この謎の人物はキッドと対峙していた時に現れたローに対して反応を示し、言葉を話したことは果たして偶然なのだろうか。
「入れ替え」に関する謎
ここまでの通り、唯一描かれなかった「キッドとローの戦闘」と「製造番号の錯覚」などの違和感を踏まえると、くまとローの間にある契約があったという可能性が浮上する。
だが、この可能性には解決すべき謎がいくつか存在する。まず第一に「いつ」入れ替えを行ったかという点は非常に重要である。くまは2年前のシャボンディ諸島に現れたが、〝麦わらの一味〟を飛ばしたくまには明らかにくま自身の自我が存在していた。そして頂上戦争の時点では最後の改造が加えられて死亡したことにされていた。
頂上戦争後の2年間サニー号をプログラムによって守っていたくまには既に意志はなく、ドフラミンゴの発言を踏まえればくまは頂上戦争時には既に死亡していた。
つまり、もしローが「シャンブルス」を行ったのであれば、少なくとも2年前のシャボンディ諸島におけるローとの対峙から頂上戦争までの間と考える方が妥当である。

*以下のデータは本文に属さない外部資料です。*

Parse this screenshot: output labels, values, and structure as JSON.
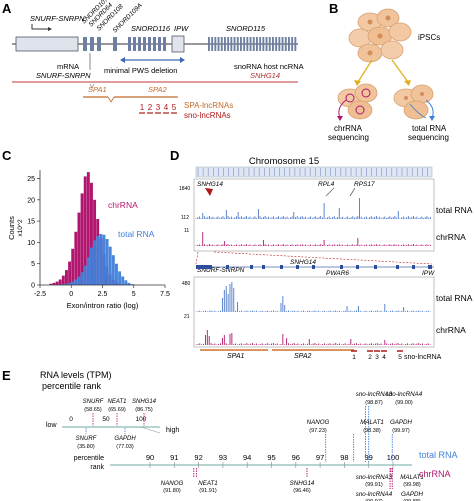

このように期間的には「入れ替え」に関して何の問題もなさそうである。他の疑問としてはローはくまの「入れ替え」に関してどのような条件を提示したのか、またはされたのか、そしていったい何がくまの意識と入れ替わったのかという点が挙げられる。
だが、この2点に関しては何とでも説明がつきそうである。つまり、シャボンディ諸島編から導かれた「くま生存説」には一定の根拠があるといえるのではないだろうか。
この仮定を踏まえれば、革命軍がくまの本体を取り返そうとしていることにもある程度の説明がつくかもしれない。さらに、死亡したはずの頂上戦争時のくまが〝ニキュニキュ〟攻撃をしていることを踏まえると、くまは生きている可能性がある。
パンクハザード編で描かれた意識を入れ替える「シャンブルス」を受けたチョッパーのように、くまの肉体に〝悪魔の実〟の能力が残っている可能性が高い。
くまがもし生存しているのであれば今後再登場し、これまでの行動の謎について言及する可能性も高まり、〝麦わらの一味〟が感謝を直接伝えることも可能になる。